- Leagues: NBL1 South
- Founded: 1982
- History: Men: Eltham Wildcats 1982–1984; 1997–present Women: Eltham Wildcats 1985; 1987–present
- Arena: Montmorency Secondary College
- Location: Montmorency, Victoria
- Team colors: Red, black, white
- CEO: Steven Chadd (interim)
- President: Peter Meehan
- Head coach: M: Craig Stratford W: Matt Bongetti
- Championships: Men: NBL1 South (1)2024; Women: VWC/CVIBL (2)1987; 1990; Big V (3)2005; 2011; 2012;
- Website: NBL1.com.au

= Eltham Wildcats =

Eltham Wildcats is a NBL1 South club based in Melbourne, Victoria. The club fields a team in both the Men's and Women's NBL1 South. The club is a division of the overarching Eltham Wildcats Basketball Club, the major administrative basketball organisation in the Eltham region. The Wildcats play their home games at Montmorency Secondary College.

==Club history==
===Background===
Eltham Wildcats Basketball Club was founded in 1964 at Eltham High School by teacher David Hickman.

===SEABL and Big V===
In 1982, the Eltham Wildcats men's team debuted in the South East Australian Basketball League (SEABL), finishing their first season in 13th place with a 5–12 record. In their second season in 1983, Eltham finished in 15th place with a 3–19 record. Known as Eltham/Coburg in 1984, the team finished their third SEABL season in 11th place with a 9–17 record. Eltham ceased to compete in the SEABL men's competition from 1985 onwards after combining with other clubs to create the North East Melbourne Arrows.

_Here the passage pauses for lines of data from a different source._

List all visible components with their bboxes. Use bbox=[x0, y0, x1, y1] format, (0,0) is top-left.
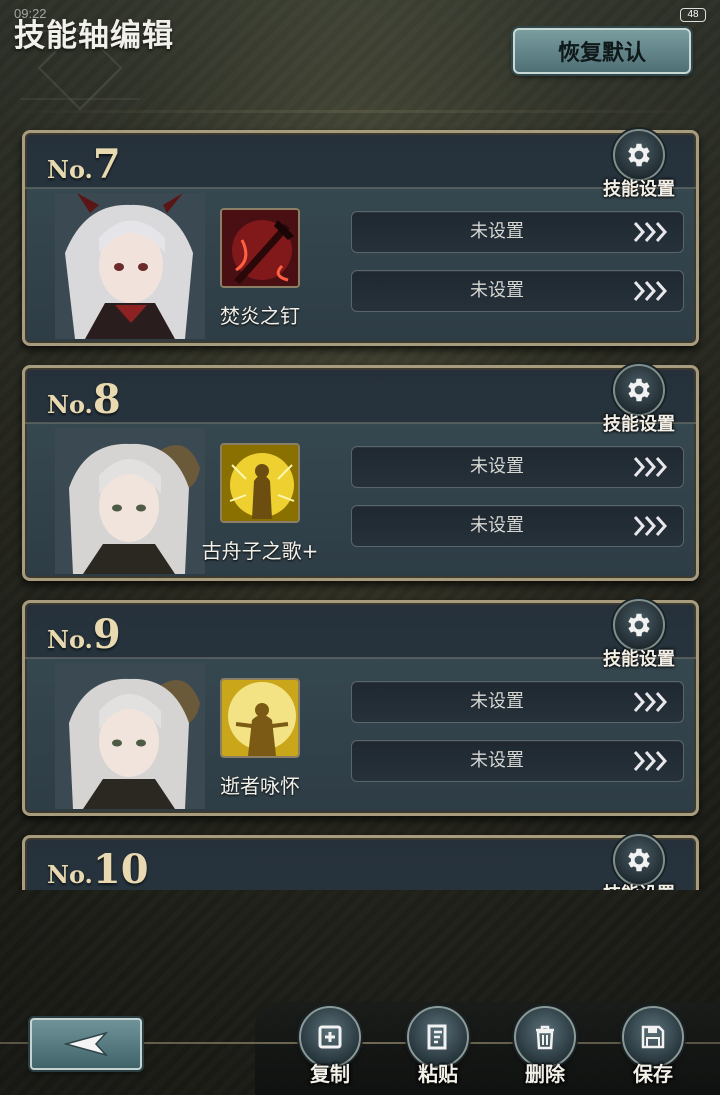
skill-slot-1[interactable]: 未设置 bbox=[351, 446, 684, 488]
card-number: No.10 bbox=[47, 846, 149, 890]
copy-button[interactable]: 复制 bbox=[295, 1006, 365, 1087]
gear-icon[interactable] bbox=[613, 129, 665, 181]
paste-button[interactable]: 粘贴 bbox=[403, 1006, 473, 1087]
skill-settings-button[interactable]: 技能设置 bbox=[596, 834, 682, 890]
skill-icon[interactable] bbox=[220, 208, 300, 288]
skill-settings-button[interactable]: 技能设置 bbox=[596, 364, 682, 436]
gear-icon[interactable] bbox=[613, 834, 665, 886]
triple-chevron-icon bbox=[633, 457, 668, 477]
skill-slot-1[interactable]: 未设置 bbox=[351, 681, 684, 723]
skill-name: 古舟子之歌+ bbox=[201, 539, 319, 563]
skill-settings-button[interactable]: 技能设置 bbox=[596, 599, 682, 671]
skill-card: No.9 技能设置 逝者咏怀 未设置 未设置 bbox=[22, 599, 699, 816]
card-number: No.8 bbox=[47, 376, 121, 423]
paste-icon bbox=[427, 1024, 447, 1050]
skill-icon[interactable] bbox=[220, 443, 300, 523]
back-button[interactable] bbox=[30, 1018, 142, 1070]
card-number: No.9 bbox=[47, 611, 121, 658]
skill-card: No.7 技能设置 焚炎之钉 未设置 未设置 bbox=[22, 129, 699, 346]
skill-card: No.10 技能设置 bbox=[22, 834, 699, 890]
card-number: No.7 bbox=[47, 141, 121, 188]
header-divider bbox=[0, 110, 720, 113]
back-arrow-icon bbox=[63, 1031, 109, 1057]
skill-settings-label[interactable]: 技能设置 bbox=[596, 410, 682, 436]
save-icon bbox=[641, 1025, 665, 1049]
triple-chevron-icon bbox=[633, 281, 668, 301]
skill-settings-label[interactable]: 技能设置 bbox=[596, 880, 682, 890]
skill-name: 逝者咏怀 bbox=[220, 774, 300, 798]
skill-card-list[interactable]: No.7 技能设置 焚炎之钉 未设置 未设置 No.8 技能设置 古舟子之歌+ … bbox=[0, 126, 720, 890]
page-title: 技能轴编辑 bbox=[14, 18, 174, 54]
skill-slot-1[interactable]: 未设置 bbox=[351, 211, 684, 253]
bottom-toolbar: 复制 粘贴 删除 保存 bbox=[0, 1000, 720, 1095]
character-portrait[interactable] bbox=[55, 193, 205, 339]
skill-name: 焚炎之钉 bbox=[220, 304, 300, 328]
skill-icon[interactable] bbox=[220, 678, 300, 758]
triple-chevron-icon bbox=[633, 692, 668, 712]
skill-settings-label[interactable]: 技能设置 bbox=[596, 645, 682, 671]
skill-slot-2[interactable]: 未设置 bbox=[351, 270, 684, 312]
restore-default-button[interactable]: 恢复默认 bbox=[513, 28, 691, 74]
copy-icon bbox=[318, 1025, 342, 1049]
triple-chevron-icon bbox=[633, 516, 668, 536]
triple-chevron-icon bbox=[633, 222, 668, 242]
character-portrait[interactable] bbox=[55, 663, 205, 809]
gear-icon[interactable] bbox=[613, 599, 665, 651]
battery-indicator: 48 bbox=[680, 8, 706, 22]
character-portrait[interactable] bbox=[55, 428, 205, 574]
skill-card: No.8 技能设置 古舟子之歌+ 未设置 未设置 bbox=[22, 364, 699, 581]
trash-icon bbox=[536, 1025, 554, 1050]
delete-button[interactable]: 删除 bbox=[510, 1006, 580, 1087]
save-button[interactable]: 保存 bbox=[618, 1006, 688, 1087]
skill-settings-label[interactable]: 技能设置 bbox=[596, 175, 682, 201]
skill-settings-button[interactable]: 技能设置 bbox=[596, 129, 682, 201]
skill-slot-2[interactable]: 未设置 bbox=[351, 740, 684, 782]
triple-chevron-icon bbox=[633, 751, 668, 771]
skill-slot-2[interactable]: 未设置 bbox=[351, 505, 684, 547]
gear-icon[interactable] bbox=[613, 364, 665, 416]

The Eltham Wildcats women's team made a one-season appearance in the Women's Basketball Conference (WBC) in 1985. Their next appearance came in 1987 when they won the inaugural Victorian Women's Conference (VWC) championship. They went on to finish as VWC runners-up in 1988. After the league rebranded to the Country Victorian Invitation Basketball League (CVIBL) in 1989, Eltham won the CVIBL Division One championship in 1990 and earned runners-up honours in 1991. In 1992, Eltham entered the SEABL women's competition for the first time. In their first SEABL season, the Wildcats women finished in fourth place with a 12–8 record. They finished fifth in 1993 with a 11–9 record, before finishing fourth again in 1994 with a 17–9 record. In 1995, they finished second with a 21–5 record. Eltham ceased to compete in the SEABL women's competition from 1996 onwards. While playing in the SEABL, Eltham continued to have a women's team playing in the CVIBL Division One in 1993, 1994 and 1995.

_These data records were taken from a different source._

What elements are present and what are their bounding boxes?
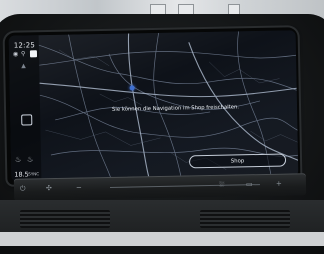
temperature-value[interactable]: 18.5 [14,170,29,178]
power-icon[interactable]: ⏻ [20,185,26,194]
temperature-minus-icon[interactable]: − [76,184,82,192]
air-vent-right [200,210,290,228]
seat-heating-icon[interactable]: ♨ [15,156,21,164]
mute-icon: ▲ [21,62,26,70]
notification-tile[interactable] [29,50,38,58]
home-tile-icon[interactable] [21,114,33,126]
shop-button[interactable]: Shop [188,153,287,169]
rear-defrost-icon[interactable]: ▭ [246,180,253,188]
temperature-slider[interactable] [109,184,260,188]
car-interior-photo: 12:25 ◉ ⚲ ▲ ♨ ♨ 18.5 SYNC Sie können die… [0,0,324,254]
defrost-icon[interactable]: ⛆ [219,181,225,190]
fan-icon[interactable]: ✣ [46,184,52,192]
infotainment-screen: 12:25 ◉ ⚲ ▲ ♨ ♨ 18.5 SYNC Sie können die… [8,30,299,182]
wifi-icon: ⚲ [20,50,26,58]
photo-bottom-edge [0,232,324,246]
seat-heating-passenger-icon[interactable]: ♨ [27,155,33,163]
temperature-plus-icon[interactable]: + [276,180,282,188]
signal-icon: ◉ [12,50,19,58]
clock: 12:25 [13,41,36,50]
air-vent-left [20,210,110,228]
sync-label[interactable]: SYNC [28,171,39,176]
map-poi-marker[interactable] [129,85,135,91]
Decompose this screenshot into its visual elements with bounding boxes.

In 1996, the Eltham women competed in the league below the CVIBL Premier Division. In 1997, the women continued in the CVIBL second division while a men's team made a return and played in the Victorian Basketball League (VBL) second division. In 1998, the women's CVIBL became known as the VBL; the women and men continued in the second divisions. This was followed by both the men and women entering the VBL Premier Division in 1999.

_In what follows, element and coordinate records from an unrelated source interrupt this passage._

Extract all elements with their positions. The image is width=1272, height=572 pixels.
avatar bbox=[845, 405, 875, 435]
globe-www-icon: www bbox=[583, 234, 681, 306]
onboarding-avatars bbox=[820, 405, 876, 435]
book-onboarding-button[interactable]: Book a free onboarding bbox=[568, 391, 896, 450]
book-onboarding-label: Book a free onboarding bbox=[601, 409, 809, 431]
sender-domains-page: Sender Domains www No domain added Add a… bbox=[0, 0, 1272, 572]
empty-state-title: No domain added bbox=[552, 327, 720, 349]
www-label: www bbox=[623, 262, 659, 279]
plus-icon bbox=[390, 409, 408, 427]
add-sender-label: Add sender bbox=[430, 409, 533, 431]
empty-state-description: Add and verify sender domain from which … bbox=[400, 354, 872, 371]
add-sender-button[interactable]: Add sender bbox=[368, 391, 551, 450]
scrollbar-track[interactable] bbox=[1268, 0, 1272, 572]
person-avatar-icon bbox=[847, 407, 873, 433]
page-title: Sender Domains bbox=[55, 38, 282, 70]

In 2000, the Wildcats were inaugural members of the Big V Championship Division. The women's team made their first Big V grand final in 2004, finishing as runners-up with a 2–1 series loss to the Melbourne Tigers. In 2005, women's team returned to the grand final, where they won their maiden Big V championship with a 2–1 series win over the Sandringham Sabres.

In 2011, both the men's and women's teams reached the Big V grand final. While the men lost to the Waverley Falcons, the women won the championship over the Melbourne Tigers. In 2012, both teams returned to the grand final, with the men losing to the Ringwood Hawks and women once again winning the championship over the Melbourne Tigers. In 2018, the men reached their first Big V grand final since 2012, where they lost to the Ringwood Hawks.

===NBL1===
Following the 2018 Big V season, the Wildcats were granted entry into the NBL1 for the league's inaugural season in 2019. The club had resisted the urge to join the SEABL during the 2010s because of the costs involved, focusing instead on investment in facilities, including upgrades at Montmorency Secondary College and Eltham High School. The NBL1 South season did not go ahead in 2020 due to the COVID-19 pandemic.

In the 2024 NBL1 season, the Wildcats men won the NBL1 South championship with a 79–70 grand final victory over the Ballarat Miners.

In the 2026 NBL1 season, the Wildcats men returned to the NBL1 South Grand Final, where they were defeated 78–75 by the Frankston Blues.